Binary Search

Before we get into the syntax and logic of binary search algorithm, let’s ask ourselves this question. Why do we need binary search at all in the first place?

To understand, let’s work with an example here. Let’s say you were given a name in a letter pad (say ‘Michael’) and you were asked to find that person from a group of 50 people who are standing by name order i.e., Adam stands first, then Alex, then Bob and goes on. You get the idea.

Now, what you do is, pick the 25th person and ask his/her name. Let’s say the person’s name is ‘Monica’. Now you know that ‘Michael’ is somewhere before ‘Monica’ as everyone is standing in ascending order. The reason I picked the 25th person, is coz’ picking that person would give me the max reduction. In the sense, I can ignore the other 25 people after ‘Monica’, since; I know that ‘Michael’ cannot come after ‘Monica’. The idea is filtering 50% of the wrong choices in every question you ask, will give you the fastest route to the destination.

To make it clearer, let’s say I pick a random number (say 35) instead of picking the 25th person. I ask the 35th person, what his/her name is? Now there are two possible outcomes. Either his/her name can be ‘Stuart’ or ‘Henry’. Now, you have a 50 percent chance that you might get either one of these names. If the person says ‘Henry’ then you are lucky, coz’ you only need to filter remaining 15 people to find out your match, but guess what, what if the person’s name is ‘Stuart’, you just got burned here! In other words, instead of filtering from your best bet number, which is 25, now you need to filter from 35.

Hope you get the reason why you need to filter by half every time to find the quickest way to find your match. If all the names in the world are written down together in order and you want to search for the position of a specific name, binary search will accomplish this in a maximum of 35 iterations, which means with asking 35 questions, you will be able to find the person that you are looking for. Isn’t that cool!
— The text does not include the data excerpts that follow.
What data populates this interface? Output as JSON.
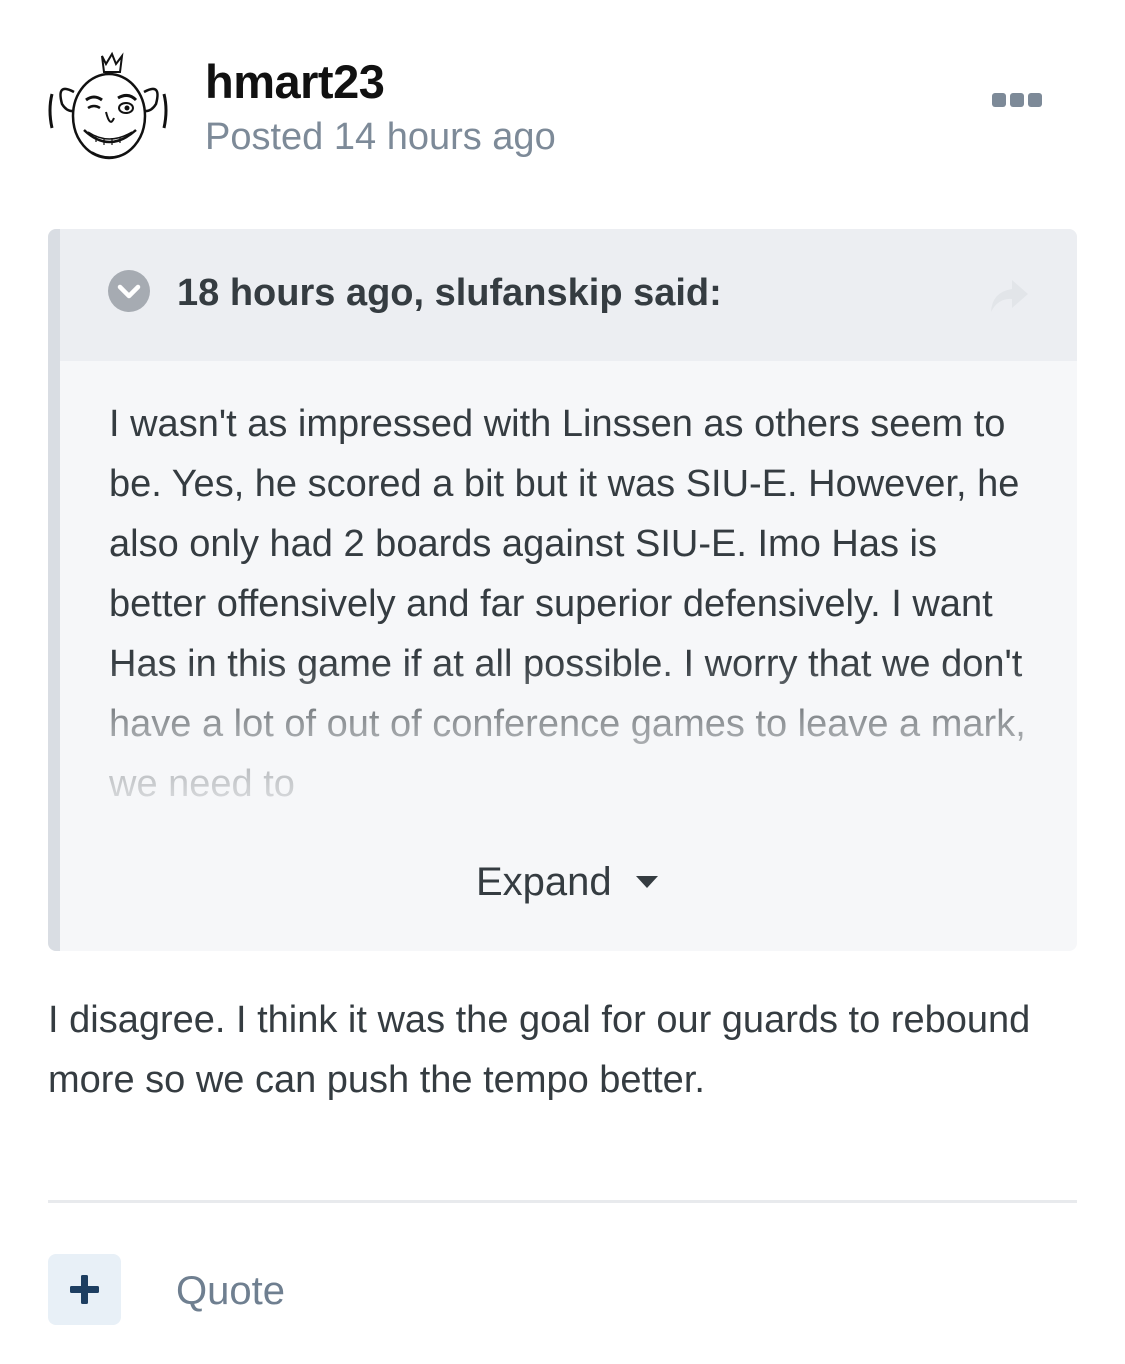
{
  "post": {
    "author": "hmart23",
    "posted": "Posted 14 hours ago",
    "menu_icon": "ellipsis-icon"
  },
  "quote": {
    "citation": "18 hours ago, slufanskip said:",
    "toggle_icon": "chevron-down-circle-icon",
    "share_icon": "share-arrow-icon",
    "text": "I wasn't as impressed with Linssen as others seem to be. Yes, he scored a bit but it was SIU-E. However, he also only had 2 boards against SIU-E. Imo Has is better offensively and far superior defensively. I want Has in this game if at all possible. I worry that we don't have a lot of out of conference games to leave a mark, we need to",
    "expand_label": "Expand",
    "expand_icon": "caret-down-icon"
  },
  "content": {
    "text": "I disagree. I think it was the goal for our guards to rebound more so we can push the tempo better."
  },
  "footer": {
    "plus_icon": "plus-icon",
    "quote_label": "Quote"
  },
  "colors": {
    "author": "#111111",
    "meta": "#7d8a98",
    "body_text": "#353c41",
    "quote_bg": "#f6f7f9",
    "quote_header_bg": "#eceef2",
    "quote_bar": "#d9dde3",
    "plus_button_bg": "#e8f0f7",
    "plus_icon": "#1d3e61"
  }
}
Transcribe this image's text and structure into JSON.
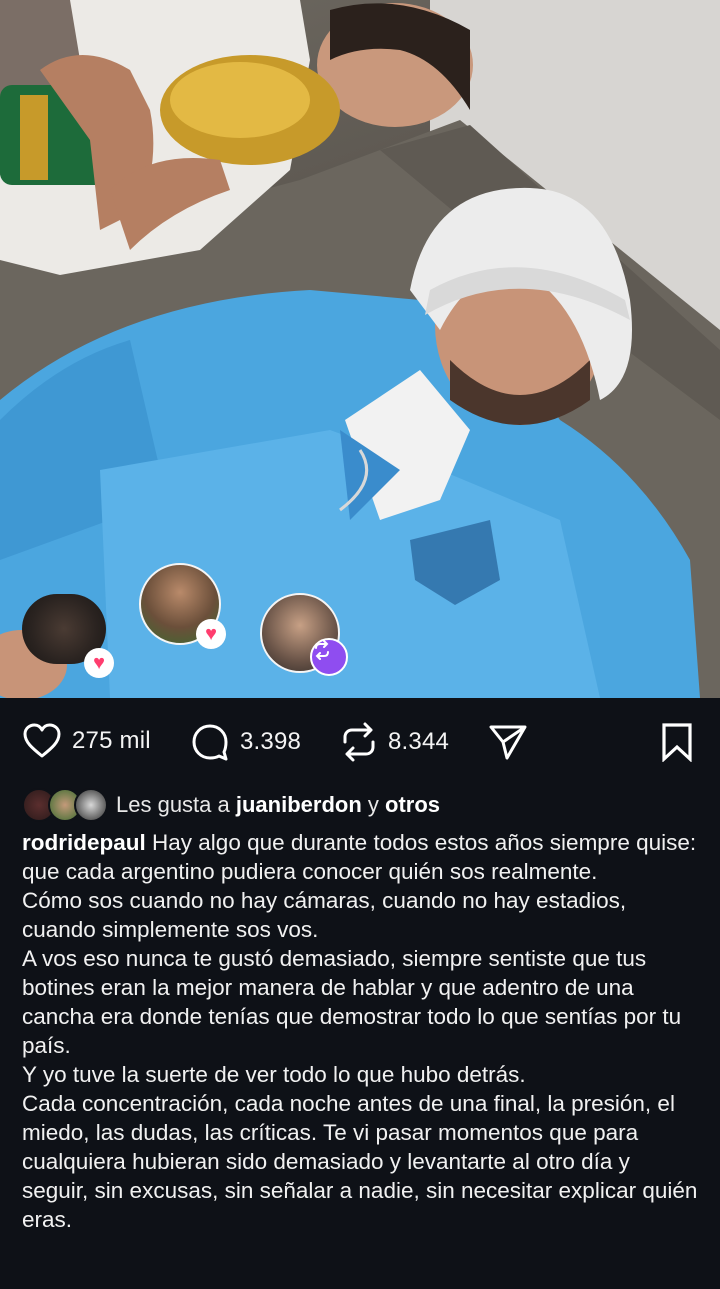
{
  "post": {
    "stats": {
      "likes": "275 mil",
      "comments": "3.398",
      "reposts": "8.344"
    },
    "icons": {
      "like": "heart-icon",
      "comment": "comment-bubble-icon",
      "repost": "repost-arrows-icon",
      "share": "paper-plane-icon",
      "save": "bookmark-icon",
      "story_heart": "heart-badge-icon",
      "story_repost": "repost-badge-icon"
    },
    "colors": {
      "background": "#0e1117",
      "text": "#f2f2f2",
      "heart_badge": "#ff3d6e",
      "repost_badge": "#8f4df0"
    },
    "liked_by": {
      "prefix": "Les gusta a",
      "user": "juaniberdon",
      "connector": "y",
      "others": "otros"
    },
    "caption": {
      "username": "rodridepaul",
      "paragraphs": [
        "Hay algo que durante todos estos años siempre quise: que cada argentino pudiera conocer quién sos realmente.",
        "Cómo sos cuando no hay cámaras, cuando no hay estadios, cuando simplemente sos vos.",
        "A vos eso nunca te gustó demasiado, siempre sentiste que tus botines eran la mejor manera de hablar y que adentro de una cancha era donde tenías que demostrar todo lo que sentías por tu país.",
        "Y yo tuve la suerte de ver todo lo que hubo detrás.",
        "Cada concentración, cada noche antes de una final, la presión, el miedo, las dudas, las críticas. Te vi pasar momentos que para cualquiera hubieran sido demasiado y levantarte al otro día y seguir, sin excusas, sin señalar a nadie, sin necesitar explicar quién eras."
      ]
    }
  }
}
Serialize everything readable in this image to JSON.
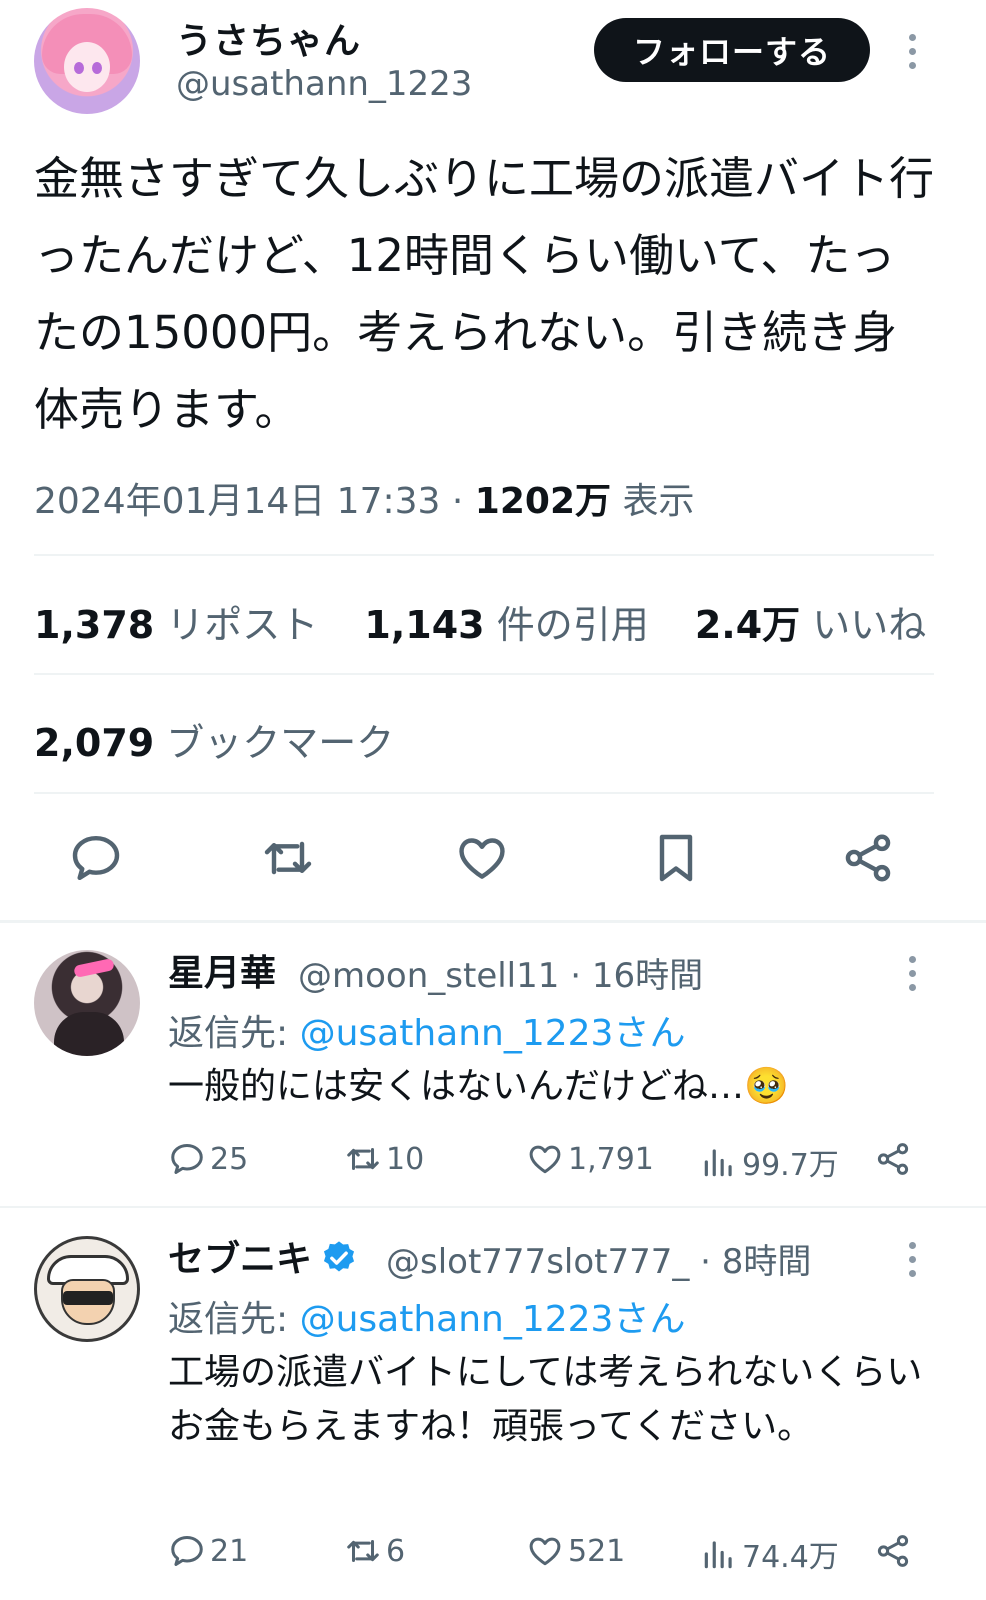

Hence, always try to order your array or collection in some way and make sure to index it i.e., if you are adding a row in your excel spreadsheet which you know that the records are gonna increase in the course of time, make sure to add a serial number to each row, so that you can order by ascending/descending anytime to sort the list and, once the list is sorted, perform the binary search to find the record you need.

So, to answer the question ‘why’, binary search algorithm is one of the fastest way to find a random number in a set of indexed numbers, instead of searching the numbers sequentially. Now that’s why!

Alright, funz over. Let’s get to work now. Below is the program to implement binary search in VB Script

Dim testarr(100000)
Dim n, i, res

n = 5643

For i = 1 To 100000
testarr(i) = i
Next

res = CStr(binser(testarr, n))
Wscript.echo res

Function binser(arr, tar)
Dim low, high
low = LBound(arr)
high = UBound(arr)
iter = 0
  Do While low <= high
    i = Round((low + high) / 2)
    If tar = arr(i) Then
      binser = True
      Wscript.echo iter
      Exit Do
    ElseIf tar < arr(i) Then
      high = i - 1
    Else
      low = i + 1
    End If
    iter = iter + 1
  Loop
  If Not binser Then
    binser = False
  End If

End Function

Note:

Binary search works only with sorted arrays, it just won’t work in case of unsorted arrays. Imagine the people are standing in unsorted order in the above example, in which case, you just got double burned! And the odds of finding a person (out of 50) is you gotta ask atmost 49 questions to find the person who you are looking for. You gotta be really lucky otherwise!